The straw poll for Issue C revealed even sharper division than on Issue A. Unfortunately, the number of votes was diminished by the fact that the operators of the remote participation process failed to submit the poll to the remote participants. At any rate, only 3 of the 11 participants in the poll supported alternative C3, that “RIRs should not update records unless receiving party signs a contract and conforms to RIR policies.” Five (5) supported C2; that “RIRs should update legacy transactions based on legal proof of transfer, but legacy holders should pay a fair share of related registry costs.” No one (0) supported the view that legacy transfers should be updated regardless of whether the parties pay a fair share of registry costs. There were 3 abstentions.

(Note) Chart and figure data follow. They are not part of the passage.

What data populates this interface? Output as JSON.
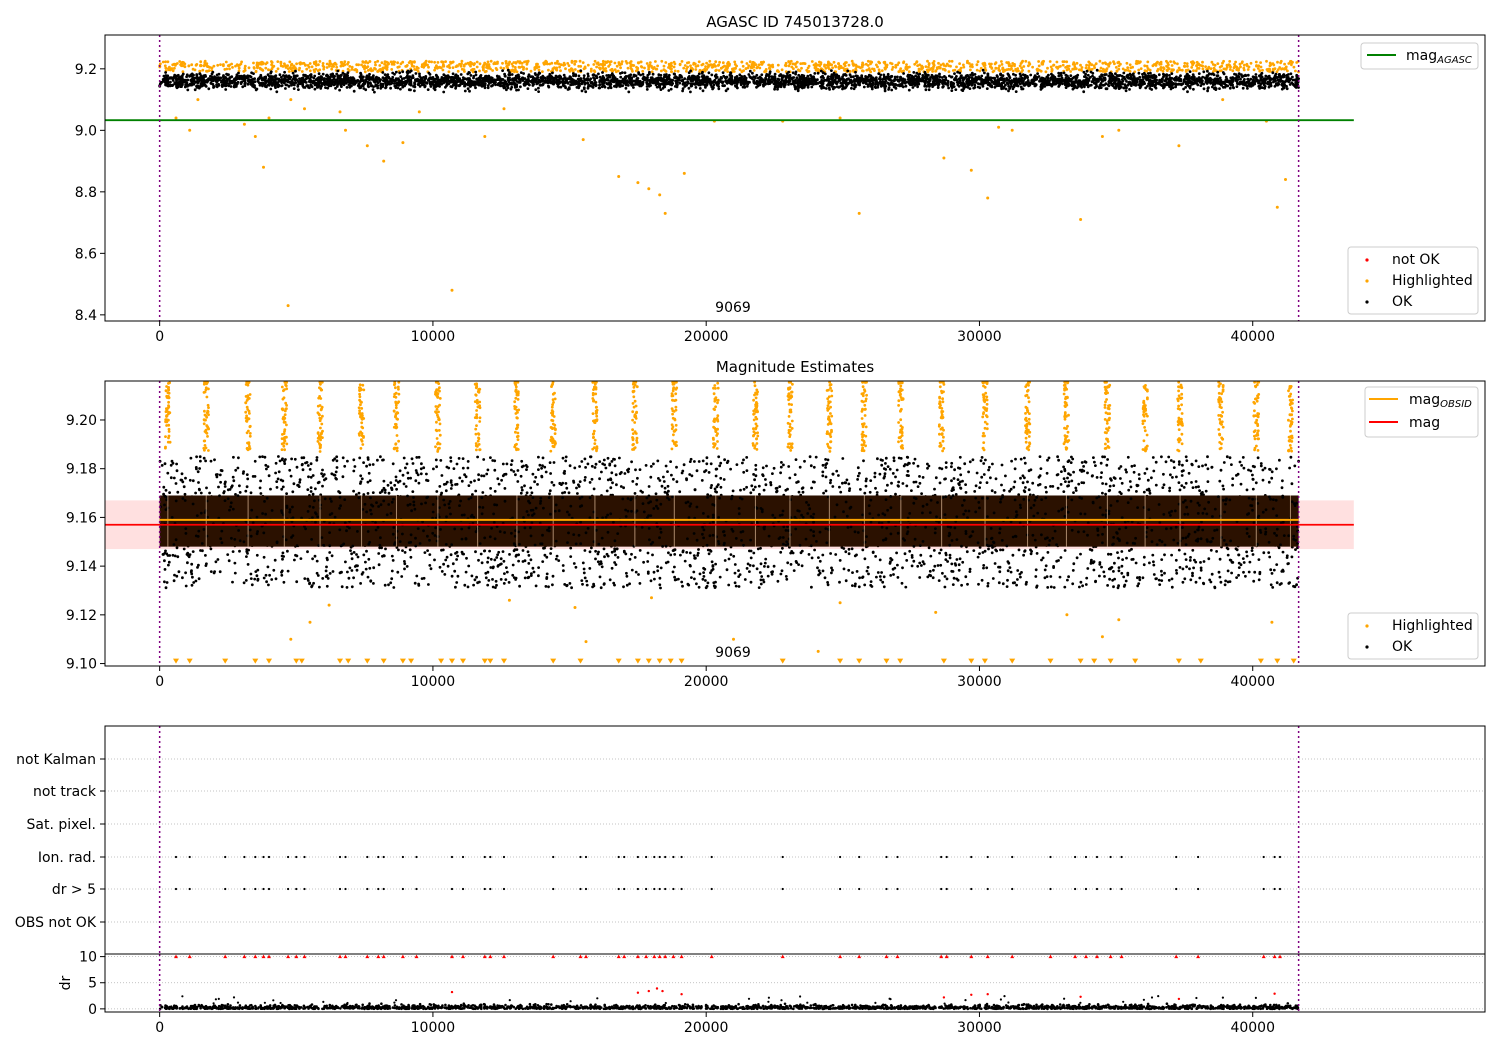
{
  "chart_data": [
    {
      "type": "scatter",
      "title": "AGASC ID 745013728.0",
      "xlim": [
        -2000,
        48500
      ],
      "ylim": [
        8.38,
        9.31
      ],
      "x_ticks": [
        0,
        10000,
        20000,
        30000,
        40000
      ],
      "y_ticks": [
        8.4,
        8.6,
        8.8,
        9.0,
        9.2
      ],
      "y_tick_labels": [
        "8.4",
        "8.6",
        "8.8",
        "9.0",
        "9.2"
      ],
      "obsid_label": "9069",
      "obs_bounds": [
        0,
        41680
      ],
      "mag_agasc": 9.033,
      "band": {
        "center": 9.16,
        "halfwidth": 0.022
      },
      "outliers": [
        [
          600,
          9.04
        ],
        [
          1100,
          9.0
        ],
        [
          1400,
          9.1
        ],
        [
          3100,
          9.02
        ],
        [
          3500,
          8.98
        ],
        [
          3800,
          8.88
        ],
        [
          4000,
          9.04
        ],
        [
          4800,
          9.1
        ],
        [
          5300,
          9.07
        ],
        [
          6600,
          9.06
        ],
        [
          6800,
          9.0
        ],
        [
          7600,
          8.95
        ],
        [
          8200,
          8.9
        ],
        [
          8900,
          8.96
        ],
        [
          9500,
          9.06
        ],
        [
          11900,
          8.98
        ],
        [
          12600,
          9.07
        ],
        [
          15500,
          8.97
        ],
        [
          16800,
          8.85
        ],
        [
          17500,
          8.83
        ],
        [
          17900,
          8.81
        ],
        [
          18300,
          8.79
        ],
        [
          18500,
          8.73
        ],
        [
          19200,
          8.86
        ],
        [
          20300,
          9.03
        ],
        [
          22800,
          9.03
        ],
        [
          24900,
          9.04
        ],
        [
          25600,
          8.73
        ],
        [
          28700,
          8.91
        ],
        [
          29700,
          8.87
        ],
        [
          30300,
          8.78
        ],
        [
          30700,
          9.01
        ],
        [
          31200,
          9.0
        ],
        [
          33700,
          8.71
        ],
        [
          34500,
          8.98
        ],
        [
          35100,
          9.0
        ],
        [
          37300,
          8.95
        ],
        [
          38900,
          9.1
        ],
        [
          40500,
          9.03
        ],
        [
          40900,
          8.75
        ],
        [
          41200,
          8.84
        ],
        [
          4700,
          8.43
        ],
        [
          10700,
          8.48
        ]
      ],
      "legend_lines": [
        {
          "label": "mag",
          "sub": "AGASC",
          "color": "#008000"
        }
      ],
      "legend_points": [
        {
          "label": "not OK",
          "color": "#ff0000"
        },
        {
          "label": "Highlighted",
          "color": "#ffa500"
        },
        {
          "label": "OK",
          "color": "#000000"
        }
      ]
    },
    {
      "type": "scatter",
      "title": "Magnitude Estimates",
      "xlim": [
        -2000,
        48500
      ],
      "ylim": [
        9.099,
        9.216
      ],
      "x_ticks": [
        0,
        10000,
        20000,
        30000,
        40000
      ],
      "y_ticks": [
        9.1,
        9.12,
        9.14,
        9.16,
        9.18,
        9.2
      ],
      "y_tick_labels": [
        "9.10",
        "9.12",
        "9.14",
        "9.16",
        "9.18",
        "9.20"
      ],
      "obsid_label": "9069",
      "obs_bounds": [
        0,
        41680
      ],
      "mag_obsid": 9.159,
      "mag": 9.157,
      "mag_band": [
        9.147,
        9.167
      ],
      "dense_band": [
        9.148,
        9.169
      ],
      "spread_band": [
        9.131,
        9.185
      ],
      "limit_markers_y": 9.1,
      "isolated": [
        [
          600,
          9.1
        ],
        [
          1100,
          9.1
        ],
        [
          2400,
          9.1
        ],
        [
          3500,
          9.1
        ],
        [
          4000,
          9.1
        ],
        [
          5000,
          9.1
        ],
        [
          5200,
          9.1
        ],
        [
          6600,
          9.1
        ],
        [
          6900,
          9.1
        ],
        [
          7600,
          9.1
        ],
        [
          8200,
          9.1
        ],
        [
          8900,
          9.1
        ],
        [
          9200,
          9.1
        ],
        [
          10300,
          9.1
        ],
        [
          10700,
          9.1
        ],
        [
          11100,
          9.1
        ],
        [
          11900,
          9.1
        ],
        [
          12100,
          9.1
        ],
        [
          12600,
          9.1
        ],
        [
          14400,
          9.1
        ],
        [
          15400,
          9.1
        ],
        [
          16800,
          9.1
        ],
        [
          17500,
          9.1
        ],
        [
          17900,
          9.1
        ],
        [
          18300,
          9.1
        ],
        [
          18700,
          9.1
        ],
        [
          19100,
          9.1
        ],
        [
          22800,
          9.1
        ],
        [
          24900,
          9.1
        ],
        [
          25600,
          9.1
        ],
        [
          26600,
          9.1
        ],
        [
          27100,
          9.1
        ],
        [
          28700,
          9.1
        ],
        [
          29700,
          9.1
        ],
        [
          30200,
          9.1
        ],
        [
          31200,
          9.1
        ],
        [
          32600,
          9.1
        ],
        [
          33700,
          9.1
        ],
        [
          34200,
          9.1
        ],
        [
          34800,
          9.1
        ],
        [
          35700,
          9.1
        ],
        [
          37300,
          9.1
        ],
        [
          38100,
          9.1
        ],
        [
          40300,
          9.1
        ],
        [
          40900,
          9.1
        ],
        [
          41500,
          9.1
        ],
        [
          4800,
          9.11
        ],
        [
          5500,
          9.117
        ],
        [
          6200,
          9.124
        ],
        [
          15600,
          9.109
        ],
        [
          21000,
          9.11
        ],
        [
          24100,
          9.105
        ],
        [
          24900,
          9.125
        ],
        [
          28400,
          9.121
        ],
        [
          33200,
          9.12
        ],
        [
          34500,
          9.111
        ],
        [
          35100,
          9.118
        ],
        [
          40700,
          9.117
        ],
        [
          15200,
          9.123
        ],
        [
          18000,
          9.127
        ],
        [
          12800,
          9.126
        ]
      ],
      "legend_lines": [
        {
          "label": "mag",
          "sub": "OBSID",
          "color": "#ffa500"
        },
        {
          "label": "mag",
          "sub": "",
          "color": "#ff0000"
        }
      ],
      "legend_points": [
        {
          "label": "Highlighted",
          "color": "#ffa500"
        },
        {
          "label": "OK",
          "color": "#000000"
        }
      ]
    },
    {
      "type": "scatter",
      "xlim": [
        -2000,
        48500
      ],
      "x_ticks": [
        0,
        10000,
        20000,
        30000,
        40000
      ],
      "obs_bounds": [
        0,
        41680
      ],
      "flag_rows": [
        "not Kalman",
        "not track",
        "Sat. pixel.",
        "Ion. rad.",
        "dr > 5",
        "OBS not OK"
      ],
      "flag_times": [
        600,
        1100,
        2400,
        3100,
        3500,
        3800,
        4000,
        4700,
        5000,
        5300,
        6600,
        6800,
        7600,
        8000,
        8200,
        8900,
        9400,
        10700,
        11100,
        11900,
        12100,
        12600,
        14400,
        15400,
        15600,
        16800,
        17000,
        17500,
        17800,
        18100,
        18300,
        18500,
        18800,
        19100,
        20200,
        22800,
        24900,
        25600,
        26600,
        27000,
        28600,
        28800,
        29700,
        30300,
        31200,
        32600,
        33500,
        33900,
        34300,
        34800,
        35200,
        37200,
        38000,
        40400,
        40800,
        41000
      ],
      "dr_ylim": [
        -0.6,
        10.5
      ],
      "dr_ticks": [
        0,
        5,
        10
      ],
      "dr_label": "dr",
      "dr_clipped_value": 10,
      "dr_mid": [
        [
          10700,
          3.2
        ],
        [
          17500,
          3.1
        ],
        [
          17900,
          3.4
        ],
        [
          18200,
          3.9
        ],
        [
          18400,
          3.4
        ],
        [
          19100,
          2.8
        ],
        [
          28700,
          2.2
        ],
        [
          29700,
          2.7
        ],
        [
          30300,
          2.8
        ],
        [
          33700,
          2.3
        ],
        [
          37300,
          1.9
        ],
        [
          40800,
          2.9
        ]
      ]
    }
  ]
}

The economic impact of needs assessment policy is clear. Our study of the transfer market showed that stricter needs assessment criteria for allocations from the remaining free pool in ARIN is driving many organizations to the market place to buy addresses, even though “free” addresses are still available from ARIN. It also showed that organizations may be buying addresses in order to have stronger property rights in their address assets, and that RIR efforts to deny or undermine those property rights acts to stifle the market.
It may be that the NTIA is being cagey. They may be fully aware of the controversial nature of the needs assessment issue and the status of legacy holders’ property rights. It may be that they deliberately chose not to address those issues. We know that people within ARIN were lobbying it, looking for a much stronger statement on the property rights issue. If so, all they got was a rather weak statement about what “the USG believes” rather than a statement of policy or law.
1 thought on “NTIA’s meaningless “numbering principles””
You reference your report of the workshop held at the Baku Internet Governance Forum as a potential resource in discussing this topic, and then go on to include counts from various polls; could you discuss the validity of drawing conclusions from that report based on the relatively small sample size of participants? (This is particularly important given the objections to the proposed methodology expressed at the workshop, and the fact that as a result, some folks left the room rather than be included.)